Research

Summary

My interest of research focus on seismic imaging from the Earth's structure to the source.

Seismic structural imaging is benefiting from full-waveform constrain over the years. I am using full-waveform tomography methods combined with various types of misfit function measurements in order to build a better seismic velocity model. Anisotropy and physical attenuation (Q) are also considered. A new full-waveform tomograpic model with transverse isotropy of the contiguous U.S and surrounding region is coming out.

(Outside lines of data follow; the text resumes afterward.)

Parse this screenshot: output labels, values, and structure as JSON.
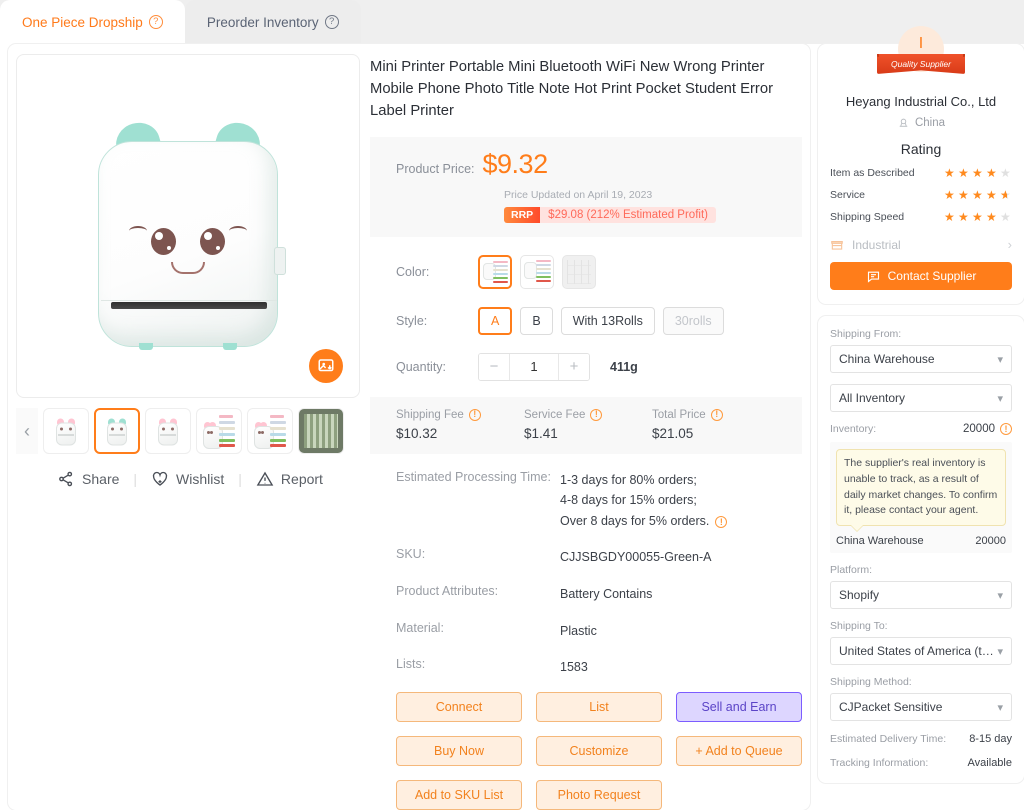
{
  "tabs": [
    {
      "label": "One Piece Dropship",
      "active": true
    },
    {
      "label": "Preorder Inventory",
      "active": false
    }
  ],
  "gallery": {
    "prev_icon": "chevron-left-icon",
    "download_icon": "image-download-icon",
    "selected_thumb_index": 1,
    "links": [
      {
        "label": "Share",
        "icon": "share-icon"
      },
      {
        "label": "Wishlist",
        "icon": "heart-plus-icon"
      },
      {
        "label": "Report",
        "icon": "warning-triangle-icon"
      }
    ],
    "separator": "|"
  },
  "product": {
    "title": "Mini Printer Portable Mini Bluetooth WiFi New Wrong Printer Mobile Phone Photo Title Note Hot Print Pocket Student Error Label Printer",
    "price_label": "Product Price:",
    "price": "$9.32",
    "price_updated": "Price Updated on April 19, 2023",
    "rrp_tag": "RRP",
    "rrp_text": "$29.08 (212% Estimated Profit)",
    "color_label": "Color:",
    "style_label": "Style:",
    "style_options": [
      {
        "label": "A",
        "state": "selected"
      },
      {
        "label": "B",
        "state": "normal"
      },
      {
        "label": "With 13Rolls",
        "state": "normal"
      },
      {
        "label": "30rolls",
        "state": "disabled"
      }
    ],
    "quantity_label": "Quantity:",
    "quantity_value": "1",
    "quantity_minus": "−",
    "quantity_plus": "+",
    "weight": "411g",
    "fees": [
      {
        "label": "Shipping Fee",
        "value": "$10.32"
      },
      {
        "label": "Service Fee",
        "value": "$1.41"
      },
      {
        "label": "Total Price",
        "value": "$21.05"
      }
    ],
    "specs": [
      {
        "key": "Estimated Processing Time:",
        "value": "1-3 days for 80% orders;\n4-8 days for 15% orders;\nOver 8 days for 5% orders.",
        "has_info": true
      },
      {
        "key": "SKU:",
        "value": "CJJSBGDY00055-Green-A",
        "has_info": false
      },
      {
        "key": "Product Attributes:",
        "value": "Battery Contains",
        "has_info": false
      },
      {
        "key": "Material:",
        "value": "Plastic",
        "has_info": false
      },
      {
        "key": "Lists:",
        "value": "1583",
        "has_info": false
      }
    ],
    "buttons": [
      [
        {
          "label": "Connect",
          "style": "ghost"
        },
        {
          "label": "List",
          "style": "ghost"
        },
        {
          "label": "Sell and Earn",
          "style": "purple"
        }
      ],
      [
        {
          "label": "Buy Now",
          "style": "ghost"
        },
        {
          "label": "Customize",
          "style": "ghost"
        },
        {
          "label": "+ Add to Queue",
          "style": "ghost"
        }
      ],
      [
        {
          "label": "Add to SKU List",
          "style": "ghost"
        },
        {
          "label": "Photo Request",
          "style": "ghost"
        },
        {
          "label": "",
          "style": "none"
        }
      ]
    ]
  },
  "supplier": {
    "badge_text": "Quality Supplier",
    "badge_mark": "I",
    "name": "Heyang Industrial Co., Ltd",
    "country": "China",
    "country_icon": "location-stamp-icon",
    "rating_title": "Rating",
    "ratings": [
      {
        "label": "Item as Described",
        "value": 4
      },
      {
        "label": "Service",
        "value": 4.5
      },
      {
        "label": "Shipping Speed",
        "value": 4
      }
    ],
    "category": "Industrial",
    "category_icon": "store-icon",
    "chevron": "›",
    "contact_label": "Contact Supplier",
    "contact_icon": "chat-bubble-icon"
  },
  "shipping": {
    "from_label": "Shipping From:",
    "from_value": "China Warehouse",
    "inventory_filter_value": "All Inventory",
    "inventory_label": "Inventory:",
    "inventory_value": "20000",
    "inventory_tooltip": "The supplier's real inventory is unable to track, as a result of daily market changes. To confirm it, please contact your agent.",
    "warehouse_name": "China Warehouse",
    "warehouse_qty": "20000",
    "platform_label": "Platform:",
    "platform_value": "Shopify",
    "to_label": "Shipping To:",
    "to_value": "United States of America (the)",
    "method_label": "Shipping Method:",
    "method_value": "CJPacket Sensitive",
    "delivery_label": "Estimated Delivery Time:",
    "delivery_value": "8-15 day",
    "tracking_label": "Tracking Information:",
    "tracking_value": "Available",
    "chevron_icon": "chevron-down-icon"
  },
  "colors": {
    "accent": "#ff7d1a",
    "purple": "#7c5cff",
    "star": "#ff8a1e",
    "rrp_bg": "#ffe2df"
  }
}
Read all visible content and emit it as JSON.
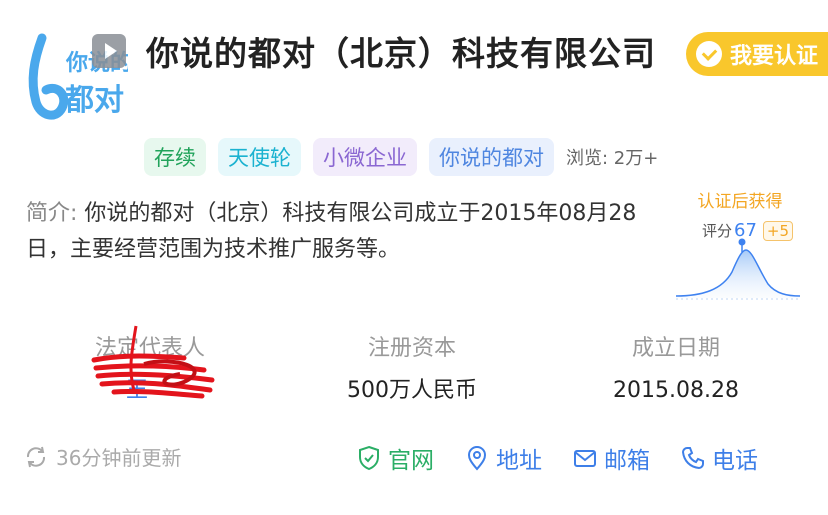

Earthquake source imaging is extremely important for source parameter studies, earthquake hazard assessment and also structural tomography. I am using time-reversal, adjoint tomography and back-projection to perform earthquake source and tsunami source imaging. I am also evaluating different source imaging methods aiming at the relationship between energy radiators derived from different methods (utilizes different frequency components) and different source kinematic parameters.

Attenuation is critical for accurate seismic imaging in complex media especially gas chimney and half-saturated sediments. Strong attenuation produces severe phase rotation and dispersion along with energy dissipation. I developed a set of Q-compensated reverse time migration (QRTM) algorithms with finite-difference operators. The method supports fine-grid parallelization and GPU acceleration, and works with both frequency-independent and frequency-dependent Q with tilted transverse isotropy velocity. It improves the performance of industrial-sized QRTM significantly and has potential to be applied in global seismology.